Tobias Holler, AIA, principal of New York’s Holler Architecture, teaches environmental design and technology at the New York Institute of Technology. Crowdfunding enabled Holler, 39, to design a recycling-sorting plant in Costa Rica, currently under construction, with his students. On Kickstarter last year, they reached over 43,000 people from 19 countries and raised over $30,000. “That project would have just existed as drawings if it wasn’t for the possibility of crowdfunding,” Holler says.
In fact, with crowdfunding, as long as an architect can inspire people with a viable idea, it doesn’t matter how off-the-wall it is. Ringelmann points to a project in England in which an architect and a nonprofit used Indiegogo to crowdfund the creation of a floating cinema on the canals and rivers of East London. “A bank or an investor might say: ‘Who would ever do that?’ But if there are people out there who think it’s brilliant, then they should have the power to fund it,” she says.

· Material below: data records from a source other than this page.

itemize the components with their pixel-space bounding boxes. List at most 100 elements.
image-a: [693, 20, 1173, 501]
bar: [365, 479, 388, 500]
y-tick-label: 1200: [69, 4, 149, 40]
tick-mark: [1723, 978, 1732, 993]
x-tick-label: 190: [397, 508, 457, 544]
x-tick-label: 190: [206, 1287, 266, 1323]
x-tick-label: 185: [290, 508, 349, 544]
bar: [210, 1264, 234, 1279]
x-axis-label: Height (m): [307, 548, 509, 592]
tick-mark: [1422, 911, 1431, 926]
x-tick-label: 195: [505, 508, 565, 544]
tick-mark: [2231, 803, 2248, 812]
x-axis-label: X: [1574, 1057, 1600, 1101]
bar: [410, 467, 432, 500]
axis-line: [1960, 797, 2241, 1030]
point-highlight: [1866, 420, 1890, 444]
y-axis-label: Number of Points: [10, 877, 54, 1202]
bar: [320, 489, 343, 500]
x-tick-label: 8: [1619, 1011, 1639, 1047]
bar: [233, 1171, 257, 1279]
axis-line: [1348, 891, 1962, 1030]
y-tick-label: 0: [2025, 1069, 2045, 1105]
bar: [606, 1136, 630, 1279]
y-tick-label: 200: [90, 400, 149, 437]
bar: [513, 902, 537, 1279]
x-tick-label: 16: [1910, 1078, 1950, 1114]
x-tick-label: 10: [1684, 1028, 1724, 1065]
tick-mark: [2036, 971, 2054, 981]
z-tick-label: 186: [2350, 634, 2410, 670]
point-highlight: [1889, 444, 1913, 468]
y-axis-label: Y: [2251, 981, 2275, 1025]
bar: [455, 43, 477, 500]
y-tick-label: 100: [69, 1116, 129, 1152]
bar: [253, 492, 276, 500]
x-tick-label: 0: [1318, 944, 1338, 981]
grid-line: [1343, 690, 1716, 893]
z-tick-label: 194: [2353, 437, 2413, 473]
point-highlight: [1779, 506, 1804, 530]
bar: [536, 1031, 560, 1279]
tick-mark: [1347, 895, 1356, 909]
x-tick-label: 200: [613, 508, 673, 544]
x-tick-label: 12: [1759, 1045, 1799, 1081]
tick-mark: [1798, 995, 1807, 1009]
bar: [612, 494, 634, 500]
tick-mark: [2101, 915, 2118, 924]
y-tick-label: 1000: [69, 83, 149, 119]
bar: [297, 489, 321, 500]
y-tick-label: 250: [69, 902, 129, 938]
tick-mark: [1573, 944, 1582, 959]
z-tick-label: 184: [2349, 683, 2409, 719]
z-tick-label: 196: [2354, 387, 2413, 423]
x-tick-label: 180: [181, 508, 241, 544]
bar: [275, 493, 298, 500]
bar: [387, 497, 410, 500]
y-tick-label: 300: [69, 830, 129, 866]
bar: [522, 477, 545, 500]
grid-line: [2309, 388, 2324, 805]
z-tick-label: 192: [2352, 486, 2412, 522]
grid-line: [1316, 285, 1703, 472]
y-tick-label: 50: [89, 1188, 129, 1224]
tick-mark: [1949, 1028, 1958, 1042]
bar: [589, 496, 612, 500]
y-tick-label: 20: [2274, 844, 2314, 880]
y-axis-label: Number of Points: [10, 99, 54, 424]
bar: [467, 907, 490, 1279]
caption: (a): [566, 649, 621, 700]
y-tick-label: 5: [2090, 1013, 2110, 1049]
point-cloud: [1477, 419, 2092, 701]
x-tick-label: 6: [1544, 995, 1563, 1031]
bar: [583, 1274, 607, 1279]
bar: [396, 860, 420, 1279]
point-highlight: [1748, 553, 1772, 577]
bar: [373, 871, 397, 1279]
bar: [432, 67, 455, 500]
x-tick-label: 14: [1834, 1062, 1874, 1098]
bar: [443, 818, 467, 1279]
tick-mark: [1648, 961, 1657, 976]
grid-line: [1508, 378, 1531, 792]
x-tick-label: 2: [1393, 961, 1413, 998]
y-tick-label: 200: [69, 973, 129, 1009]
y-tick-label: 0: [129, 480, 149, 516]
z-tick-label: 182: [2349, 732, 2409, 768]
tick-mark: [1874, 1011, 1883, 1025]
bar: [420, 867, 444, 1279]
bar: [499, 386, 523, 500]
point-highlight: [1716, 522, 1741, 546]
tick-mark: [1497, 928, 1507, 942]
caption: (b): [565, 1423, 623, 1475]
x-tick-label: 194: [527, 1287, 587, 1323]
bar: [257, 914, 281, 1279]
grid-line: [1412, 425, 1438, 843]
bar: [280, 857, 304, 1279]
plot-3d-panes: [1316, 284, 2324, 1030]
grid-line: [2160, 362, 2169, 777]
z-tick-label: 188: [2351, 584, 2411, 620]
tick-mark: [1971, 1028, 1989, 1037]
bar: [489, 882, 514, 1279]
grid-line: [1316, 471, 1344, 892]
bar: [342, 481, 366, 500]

Moreover, designers can use crowdfunding to underwrite entire businesses. A Brooklyn furniture company called Aellon, specializing in contemporary and sustainable products, was unable to get a small business loan but was able to fund its launch in 2012 through Indiegogo. Now the company sells its designs in 12 stores in the U.S. and Japan.
The sudden popularity in community-funded architecture inspired the American Institute of Architects to launch its Crowdfunding Initiative last fall, with the goal of helping architects harness this new income potential. In January, the AIA published a research report titled “Crowdfunding Architecture,” which examines the nuances of this fiscal model for the profession.
The report distinguishes between three main categories of crowdfunding. Donations-based funding supports a cause—such as rebuilding homes after a natural disaster—and the payout is the altruistic feeling of helping others. (In one of their campaigns, Architecture for Humanity told $25 donors: “You will get pure, unadulterated karma.”) With rewards-based funding, found on sites such as Kickstarter and Indiegogo, backers get something tangible for giving, usually some token related to the project, similar to what Ramsey offered for the Lowline project on Kickstarter. Then there’s equity crowdfunding, in which investors get a fiscal return on the investment.